La composition des textiles est en pleine mutation, et les vêtements écologiques fleurissent. Baobab Company est tournée vers l'éthique, grâce à une fabrication biologique et durable de ses vêtements.

 

L'organisme Éco Cert, a permis la bonne certification de nos textiles Gots. 

Qu’est ce que GOTS?

Gots (Global Organic Textile Standard), est le label qui a cherché à harmoniser les pratiques de certifications des textiles biologiques dans le monde.  C’est une enseigne reconnue dans le traitement des textiles bio à base de fibres organiques. Crée à l’initiative d’acteurs historiques, le référentiel à un niveau élevé d’obligation. Gots définit les critères environnementaux sur l’ensemble de la chaine d’approvisionnement de produits textiles organiques, tout en exigeant le respect des critère sociaux

Quand est ce que l’on peut être certifié Gots?

Qu’est ce que le Coton BIO? 

Gots certifie les produits textiles biologique. Le label permets de garantir l’origine biologique des fibres dans toutes les étapes de production et de transformation du textile conformément aux règles environnementales. Les textiles contenant un minimum de 70% de fibres biologiques peuvent être alors certifié GOTS. 

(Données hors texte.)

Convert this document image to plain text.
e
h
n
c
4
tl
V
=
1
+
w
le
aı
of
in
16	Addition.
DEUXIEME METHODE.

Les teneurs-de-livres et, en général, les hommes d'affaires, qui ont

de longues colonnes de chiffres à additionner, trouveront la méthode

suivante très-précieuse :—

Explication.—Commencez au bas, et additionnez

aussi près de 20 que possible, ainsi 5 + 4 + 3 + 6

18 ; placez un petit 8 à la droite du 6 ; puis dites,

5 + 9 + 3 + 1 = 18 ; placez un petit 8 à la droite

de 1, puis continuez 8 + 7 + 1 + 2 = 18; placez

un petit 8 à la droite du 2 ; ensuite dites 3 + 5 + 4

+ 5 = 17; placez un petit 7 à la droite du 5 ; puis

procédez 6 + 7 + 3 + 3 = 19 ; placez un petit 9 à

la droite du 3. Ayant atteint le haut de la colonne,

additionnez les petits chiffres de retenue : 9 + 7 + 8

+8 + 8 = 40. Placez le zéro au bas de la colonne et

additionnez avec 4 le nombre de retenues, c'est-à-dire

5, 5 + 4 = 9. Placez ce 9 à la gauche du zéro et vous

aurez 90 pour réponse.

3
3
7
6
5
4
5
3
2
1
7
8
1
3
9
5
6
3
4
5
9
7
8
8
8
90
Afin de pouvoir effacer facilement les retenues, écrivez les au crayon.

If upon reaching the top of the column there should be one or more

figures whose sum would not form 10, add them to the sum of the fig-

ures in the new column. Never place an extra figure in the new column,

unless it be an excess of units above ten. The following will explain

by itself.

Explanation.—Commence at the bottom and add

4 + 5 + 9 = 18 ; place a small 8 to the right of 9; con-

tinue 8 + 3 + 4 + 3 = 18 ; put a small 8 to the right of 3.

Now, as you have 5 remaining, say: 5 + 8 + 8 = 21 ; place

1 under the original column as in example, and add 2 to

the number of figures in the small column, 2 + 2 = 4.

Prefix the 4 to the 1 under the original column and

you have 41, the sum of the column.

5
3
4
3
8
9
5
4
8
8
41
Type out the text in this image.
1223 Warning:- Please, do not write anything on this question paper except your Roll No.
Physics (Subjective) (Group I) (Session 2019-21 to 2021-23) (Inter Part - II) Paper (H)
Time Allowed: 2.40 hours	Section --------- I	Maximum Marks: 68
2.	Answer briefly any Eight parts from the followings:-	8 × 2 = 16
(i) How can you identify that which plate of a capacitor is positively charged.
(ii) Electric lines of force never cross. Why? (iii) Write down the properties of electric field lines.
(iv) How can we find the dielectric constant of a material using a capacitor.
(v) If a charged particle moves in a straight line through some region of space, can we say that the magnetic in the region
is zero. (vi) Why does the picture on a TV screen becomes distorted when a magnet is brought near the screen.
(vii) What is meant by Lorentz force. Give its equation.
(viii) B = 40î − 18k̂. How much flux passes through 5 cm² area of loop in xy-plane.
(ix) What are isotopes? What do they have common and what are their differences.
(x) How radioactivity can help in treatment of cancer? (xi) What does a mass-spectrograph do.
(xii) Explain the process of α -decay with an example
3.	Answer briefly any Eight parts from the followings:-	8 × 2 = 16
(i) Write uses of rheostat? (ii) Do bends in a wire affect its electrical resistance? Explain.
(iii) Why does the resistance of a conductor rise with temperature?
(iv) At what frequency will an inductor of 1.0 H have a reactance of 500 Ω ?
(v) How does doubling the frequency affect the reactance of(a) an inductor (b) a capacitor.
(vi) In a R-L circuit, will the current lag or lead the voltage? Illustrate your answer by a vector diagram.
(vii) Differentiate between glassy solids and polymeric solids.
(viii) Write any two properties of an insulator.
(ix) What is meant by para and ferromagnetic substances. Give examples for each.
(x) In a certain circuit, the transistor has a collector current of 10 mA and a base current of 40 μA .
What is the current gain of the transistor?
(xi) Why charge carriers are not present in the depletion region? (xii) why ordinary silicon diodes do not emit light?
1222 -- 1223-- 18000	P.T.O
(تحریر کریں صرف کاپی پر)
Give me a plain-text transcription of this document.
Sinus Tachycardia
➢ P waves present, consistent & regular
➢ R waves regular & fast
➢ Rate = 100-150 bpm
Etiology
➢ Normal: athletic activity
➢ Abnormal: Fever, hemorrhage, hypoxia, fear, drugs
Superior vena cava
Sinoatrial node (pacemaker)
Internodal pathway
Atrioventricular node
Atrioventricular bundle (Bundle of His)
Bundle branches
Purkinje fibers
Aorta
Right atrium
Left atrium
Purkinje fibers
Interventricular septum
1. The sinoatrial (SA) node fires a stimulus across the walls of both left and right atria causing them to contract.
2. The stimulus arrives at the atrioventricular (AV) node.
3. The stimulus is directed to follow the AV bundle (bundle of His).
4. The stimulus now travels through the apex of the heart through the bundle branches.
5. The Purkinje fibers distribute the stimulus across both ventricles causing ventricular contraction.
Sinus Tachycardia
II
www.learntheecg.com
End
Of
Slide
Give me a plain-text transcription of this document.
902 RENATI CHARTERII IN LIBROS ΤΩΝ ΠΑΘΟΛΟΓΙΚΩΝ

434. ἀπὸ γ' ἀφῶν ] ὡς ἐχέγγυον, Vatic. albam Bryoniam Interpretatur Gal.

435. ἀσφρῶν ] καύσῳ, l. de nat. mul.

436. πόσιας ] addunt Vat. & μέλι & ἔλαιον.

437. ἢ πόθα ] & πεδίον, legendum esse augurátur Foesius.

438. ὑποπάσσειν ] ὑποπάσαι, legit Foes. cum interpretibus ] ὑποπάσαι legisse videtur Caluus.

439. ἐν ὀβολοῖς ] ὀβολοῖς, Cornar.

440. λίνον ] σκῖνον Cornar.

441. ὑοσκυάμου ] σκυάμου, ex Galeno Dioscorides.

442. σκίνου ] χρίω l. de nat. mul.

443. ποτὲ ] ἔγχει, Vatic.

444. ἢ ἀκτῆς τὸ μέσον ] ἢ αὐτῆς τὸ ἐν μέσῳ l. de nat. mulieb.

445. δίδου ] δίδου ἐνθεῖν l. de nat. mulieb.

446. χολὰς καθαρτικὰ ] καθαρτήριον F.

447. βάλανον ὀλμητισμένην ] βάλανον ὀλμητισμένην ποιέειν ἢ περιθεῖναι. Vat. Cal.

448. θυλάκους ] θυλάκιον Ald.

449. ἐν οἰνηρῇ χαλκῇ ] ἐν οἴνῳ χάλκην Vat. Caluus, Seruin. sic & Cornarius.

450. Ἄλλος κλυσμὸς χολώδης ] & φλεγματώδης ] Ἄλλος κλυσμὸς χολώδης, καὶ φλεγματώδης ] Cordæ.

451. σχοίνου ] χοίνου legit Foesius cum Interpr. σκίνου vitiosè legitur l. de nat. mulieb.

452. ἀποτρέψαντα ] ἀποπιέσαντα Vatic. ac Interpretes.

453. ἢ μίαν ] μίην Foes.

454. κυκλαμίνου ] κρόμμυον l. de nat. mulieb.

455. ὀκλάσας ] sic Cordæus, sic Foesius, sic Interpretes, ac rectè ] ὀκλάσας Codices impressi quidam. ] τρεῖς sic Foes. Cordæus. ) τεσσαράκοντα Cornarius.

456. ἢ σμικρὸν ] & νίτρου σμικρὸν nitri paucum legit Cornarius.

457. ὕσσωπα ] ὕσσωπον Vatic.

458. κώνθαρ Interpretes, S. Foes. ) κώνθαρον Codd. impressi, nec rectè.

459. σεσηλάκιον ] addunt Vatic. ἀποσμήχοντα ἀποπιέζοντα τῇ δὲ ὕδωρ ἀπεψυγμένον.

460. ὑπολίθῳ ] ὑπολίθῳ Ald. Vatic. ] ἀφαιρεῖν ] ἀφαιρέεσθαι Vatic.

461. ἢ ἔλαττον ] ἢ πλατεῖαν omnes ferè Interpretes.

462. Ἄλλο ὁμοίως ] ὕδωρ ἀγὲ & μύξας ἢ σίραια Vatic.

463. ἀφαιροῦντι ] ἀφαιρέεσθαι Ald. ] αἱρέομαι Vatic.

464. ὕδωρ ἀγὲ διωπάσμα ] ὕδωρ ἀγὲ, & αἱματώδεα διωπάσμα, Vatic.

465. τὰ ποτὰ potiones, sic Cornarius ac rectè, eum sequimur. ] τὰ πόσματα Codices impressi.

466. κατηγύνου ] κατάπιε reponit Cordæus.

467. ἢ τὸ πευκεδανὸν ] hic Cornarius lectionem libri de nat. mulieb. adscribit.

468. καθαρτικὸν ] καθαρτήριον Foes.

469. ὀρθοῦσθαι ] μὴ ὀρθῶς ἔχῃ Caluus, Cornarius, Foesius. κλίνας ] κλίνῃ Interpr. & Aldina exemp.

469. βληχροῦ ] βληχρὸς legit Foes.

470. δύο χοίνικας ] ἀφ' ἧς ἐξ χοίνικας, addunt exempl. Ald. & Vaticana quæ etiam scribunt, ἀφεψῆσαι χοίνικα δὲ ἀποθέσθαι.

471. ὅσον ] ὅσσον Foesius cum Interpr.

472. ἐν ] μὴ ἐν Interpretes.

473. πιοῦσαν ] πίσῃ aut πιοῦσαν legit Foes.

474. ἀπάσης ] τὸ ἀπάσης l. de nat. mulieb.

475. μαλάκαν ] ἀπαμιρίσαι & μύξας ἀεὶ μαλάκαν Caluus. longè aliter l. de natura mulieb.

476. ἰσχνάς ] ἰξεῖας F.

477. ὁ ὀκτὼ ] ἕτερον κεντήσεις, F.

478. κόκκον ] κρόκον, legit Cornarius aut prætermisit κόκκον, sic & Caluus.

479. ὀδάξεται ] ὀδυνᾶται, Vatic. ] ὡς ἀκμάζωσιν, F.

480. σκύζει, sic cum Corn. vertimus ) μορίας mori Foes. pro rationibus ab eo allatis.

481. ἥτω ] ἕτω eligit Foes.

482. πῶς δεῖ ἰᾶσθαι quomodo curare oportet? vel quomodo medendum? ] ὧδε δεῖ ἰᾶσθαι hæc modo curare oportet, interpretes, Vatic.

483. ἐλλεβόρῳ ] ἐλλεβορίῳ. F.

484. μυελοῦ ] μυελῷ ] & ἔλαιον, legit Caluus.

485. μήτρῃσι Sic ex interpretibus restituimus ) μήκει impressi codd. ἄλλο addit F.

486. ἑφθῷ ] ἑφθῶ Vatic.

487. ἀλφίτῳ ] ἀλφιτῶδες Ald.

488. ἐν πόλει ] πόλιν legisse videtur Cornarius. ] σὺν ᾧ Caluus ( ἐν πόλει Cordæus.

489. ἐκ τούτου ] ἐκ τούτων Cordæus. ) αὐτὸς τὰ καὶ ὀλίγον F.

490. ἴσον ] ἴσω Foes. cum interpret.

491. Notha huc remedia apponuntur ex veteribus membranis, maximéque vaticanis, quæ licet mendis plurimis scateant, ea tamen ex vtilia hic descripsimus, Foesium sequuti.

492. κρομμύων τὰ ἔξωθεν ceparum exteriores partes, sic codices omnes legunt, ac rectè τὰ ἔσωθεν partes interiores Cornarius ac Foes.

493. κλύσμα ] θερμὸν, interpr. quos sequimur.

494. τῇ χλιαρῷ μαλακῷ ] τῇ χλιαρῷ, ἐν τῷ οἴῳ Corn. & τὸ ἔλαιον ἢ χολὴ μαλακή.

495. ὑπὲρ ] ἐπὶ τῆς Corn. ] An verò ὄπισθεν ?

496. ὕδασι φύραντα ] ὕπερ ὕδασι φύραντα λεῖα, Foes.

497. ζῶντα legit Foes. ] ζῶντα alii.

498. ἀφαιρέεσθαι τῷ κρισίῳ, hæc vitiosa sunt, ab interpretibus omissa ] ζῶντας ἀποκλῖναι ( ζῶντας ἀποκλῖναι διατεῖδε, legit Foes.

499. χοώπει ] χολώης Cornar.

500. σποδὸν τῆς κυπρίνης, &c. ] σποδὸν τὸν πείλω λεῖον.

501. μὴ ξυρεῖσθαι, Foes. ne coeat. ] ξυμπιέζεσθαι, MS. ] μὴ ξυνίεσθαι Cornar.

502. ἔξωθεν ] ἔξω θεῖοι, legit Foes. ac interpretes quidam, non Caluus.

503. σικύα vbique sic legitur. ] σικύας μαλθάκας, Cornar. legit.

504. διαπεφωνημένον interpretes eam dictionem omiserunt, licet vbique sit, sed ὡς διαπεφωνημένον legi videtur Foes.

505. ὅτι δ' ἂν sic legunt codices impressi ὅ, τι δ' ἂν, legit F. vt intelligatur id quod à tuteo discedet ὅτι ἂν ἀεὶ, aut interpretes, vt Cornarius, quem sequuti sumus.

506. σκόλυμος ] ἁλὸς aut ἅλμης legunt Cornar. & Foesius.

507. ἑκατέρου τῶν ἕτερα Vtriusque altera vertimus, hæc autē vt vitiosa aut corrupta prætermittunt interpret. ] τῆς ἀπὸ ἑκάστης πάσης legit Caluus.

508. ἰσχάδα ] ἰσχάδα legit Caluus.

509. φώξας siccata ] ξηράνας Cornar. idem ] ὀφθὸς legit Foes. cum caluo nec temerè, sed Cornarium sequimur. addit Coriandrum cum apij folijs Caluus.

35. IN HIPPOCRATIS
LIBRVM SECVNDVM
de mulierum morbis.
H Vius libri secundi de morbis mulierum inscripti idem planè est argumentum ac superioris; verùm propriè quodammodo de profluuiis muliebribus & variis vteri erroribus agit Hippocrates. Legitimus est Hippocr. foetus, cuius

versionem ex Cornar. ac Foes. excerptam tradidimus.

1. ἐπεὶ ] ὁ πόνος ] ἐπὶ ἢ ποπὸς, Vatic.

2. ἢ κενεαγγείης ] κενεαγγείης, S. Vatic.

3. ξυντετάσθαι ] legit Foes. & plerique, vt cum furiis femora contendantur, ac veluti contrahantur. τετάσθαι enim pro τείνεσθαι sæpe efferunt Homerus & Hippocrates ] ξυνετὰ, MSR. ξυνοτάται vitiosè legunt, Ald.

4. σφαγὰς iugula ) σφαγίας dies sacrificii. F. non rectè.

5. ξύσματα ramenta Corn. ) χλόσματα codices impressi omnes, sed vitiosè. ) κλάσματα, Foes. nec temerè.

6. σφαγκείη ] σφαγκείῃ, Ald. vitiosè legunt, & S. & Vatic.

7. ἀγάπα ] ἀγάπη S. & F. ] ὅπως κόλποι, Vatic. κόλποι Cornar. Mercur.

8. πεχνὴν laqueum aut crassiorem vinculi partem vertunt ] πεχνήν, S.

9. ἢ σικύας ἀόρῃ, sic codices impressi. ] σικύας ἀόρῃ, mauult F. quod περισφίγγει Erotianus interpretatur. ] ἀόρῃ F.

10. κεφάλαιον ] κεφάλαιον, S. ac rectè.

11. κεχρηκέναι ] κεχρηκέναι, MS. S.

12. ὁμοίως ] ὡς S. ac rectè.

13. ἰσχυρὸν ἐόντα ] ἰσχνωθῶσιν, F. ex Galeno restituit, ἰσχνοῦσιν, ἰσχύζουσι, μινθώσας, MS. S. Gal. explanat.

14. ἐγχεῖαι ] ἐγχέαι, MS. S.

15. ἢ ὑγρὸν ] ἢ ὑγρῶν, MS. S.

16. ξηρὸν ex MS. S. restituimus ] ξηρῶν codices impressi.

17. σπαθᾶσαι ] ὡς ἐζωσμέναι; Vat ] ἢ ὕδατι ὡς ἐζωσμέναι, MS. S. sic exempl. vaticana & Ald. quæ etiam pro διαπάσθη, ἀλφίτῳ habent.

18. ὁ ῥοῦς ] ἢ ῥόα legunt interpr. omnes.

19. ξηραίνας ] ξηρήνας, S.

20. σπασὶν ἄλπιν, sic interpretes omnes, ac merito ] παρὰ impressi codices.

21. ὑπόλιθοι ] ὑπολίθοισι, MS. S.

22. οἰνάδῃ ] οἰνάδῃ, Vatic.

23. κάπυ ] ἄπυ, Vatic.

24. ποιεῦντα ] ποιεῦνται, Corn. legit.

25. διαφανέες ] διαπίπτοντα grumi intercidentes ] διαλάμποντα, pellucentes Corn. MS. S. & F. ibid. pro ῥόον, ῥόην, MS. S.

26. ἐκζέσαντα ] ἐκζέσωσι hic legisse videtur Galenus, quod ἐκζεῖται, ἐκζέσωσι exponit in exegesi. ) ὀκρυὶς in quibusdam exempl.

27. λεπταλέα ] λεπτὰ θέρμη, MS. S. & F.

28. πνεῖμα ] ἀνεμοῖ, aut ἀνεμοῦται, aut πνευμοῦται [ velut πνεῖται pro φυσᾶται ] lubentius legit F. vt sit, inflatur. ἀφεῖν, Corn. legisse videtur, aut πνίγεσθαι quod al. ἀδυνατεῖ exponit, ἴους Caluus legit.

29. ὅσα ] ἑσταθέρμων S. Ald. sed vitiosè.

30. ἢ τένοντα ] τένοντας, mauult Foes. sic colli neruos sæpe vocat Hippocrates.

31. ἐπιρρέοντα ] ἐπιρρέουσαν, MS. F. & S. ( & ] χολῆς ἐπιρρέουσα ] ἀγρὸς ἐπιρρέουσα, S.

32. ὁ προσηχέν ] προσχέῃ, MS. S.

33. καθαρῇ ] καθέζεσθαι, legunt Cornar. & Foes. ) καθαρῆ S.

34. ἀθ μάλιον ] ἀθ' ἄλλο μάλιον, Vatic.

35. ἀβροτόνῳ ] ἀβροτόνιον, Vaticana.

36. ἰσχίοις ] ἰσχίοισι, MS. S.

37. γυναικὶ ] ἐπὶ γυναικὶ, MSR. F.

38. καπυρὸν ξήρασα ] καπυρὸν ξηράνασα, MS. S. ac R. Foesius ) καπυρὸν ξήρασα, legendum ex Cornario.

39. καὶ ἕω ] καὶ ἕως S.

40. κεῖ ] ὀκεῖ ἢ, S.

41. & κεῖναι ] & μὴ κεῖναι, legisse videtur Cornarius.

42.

Qu’est ce que la production biologique?

Ce coton bio est issu du commerce équitable. Le coton peut être appelé bio ou organique, s’il a été cultivé sur une terre saine depuis au moins trois ans (une terre sans pesticides chimiques). 

La culture du coton biologique tient compte des ressources naturelles. Elle n’admet ni engrais chimique, ni pesticides, ni OGM. 

Le coton bio est fertilisé avec des engrais organiques. Les sols se renouvellent plus facilement et les espèces animales ne sont pas menacées. 

La production biologique est fondée sur un système de culture qui soutient et régénère la fertilité du sol sans l’utilisation de produits toxiques. 

Le premier coton certifié biologique est arrivé sur le marché au débuts des années 1990, cinq ans plus tard Baobab éclos. 

Le géant américain de l’agroalimentaire Monsanto, à voulut faire du Burkina Faso un modèle africain dans la production des organismes génétiquement modifiés, promettant plus de rendement, et moins de travail sur les champs… en somme une amélioration de vie, le progrès.

 

Bilan, sept ans plus tard le Burkina Faso a perdu en plus d’une nature mère, beaucoup d’argent; la qualité du coton n’est plus à la hauteur (en cause la longueur de la fibre considérablement rétrécie du coton), entrainant une baisse du prix sur le marché international.  

 

Le rêve à finalement laissé place à une réalité sombre:                 

              « (…) dégradation des sols et déforestation, effondrement du tissu social, intoxication par les pesticides, instabilité du prix du coton sur le marché mondial, concurrence du coton aux cultures vivrières du point de vue de l’occupation de l’espace et de l’exigence en main d’œuvre. Ce qui enfin, entraîne l’insuffisance alimentaire ». 

La terre est directement touché, et ses habitants en subissent les conséquences; 

            « L’huile extraite du coton contient des organismes modifiés au Burkina Faso. Or, nous consommons l’huile en très grande quantité et elle est aussi utilisée pour l’alimentation humaine », explique le généticien Jean Didier De Zongo.

 

        Le Burkina Faso en chassant le coton Bt de ses terres, fait un saut spectaculaire en arrière laissant une leçon d’humanité au monde entier.

L’utilisation du coton Bt (modifié génétiquement) ont eu un impact destructeur sur les terres de production tel que l’Inde, l’Asie et notamment l’Afrique;

            « Une récente étude scientifique réalisée par Navdanya a comparé la terre des champs où du coton Bt a été planté pendant 3 ans avec celle des champs adjacents. Résultat : une dégradation très importante des sols.

Il s'agit de la première étude à avoir examiné l'impact à long terme du coton Bt sur les organismes du sol.

En 3 ans, le coton Bt a réduit la population de microorganismes du sol de façon très importante. À ce rythme, une dizaine d'années de culture de coton OGM Bt pourrait entraîner la destruction totale des organismes du sol, laissant la terre morte, incapables de produire la nourriture. »

    Le Burkina Faso, premier producteur de coton en Afrique mais également l’un des pays le plus pauvre au monde, s’en est vu faire les frais… En effet, l’utilisation des cotons Bt a laissé un goût amer aux producteurs.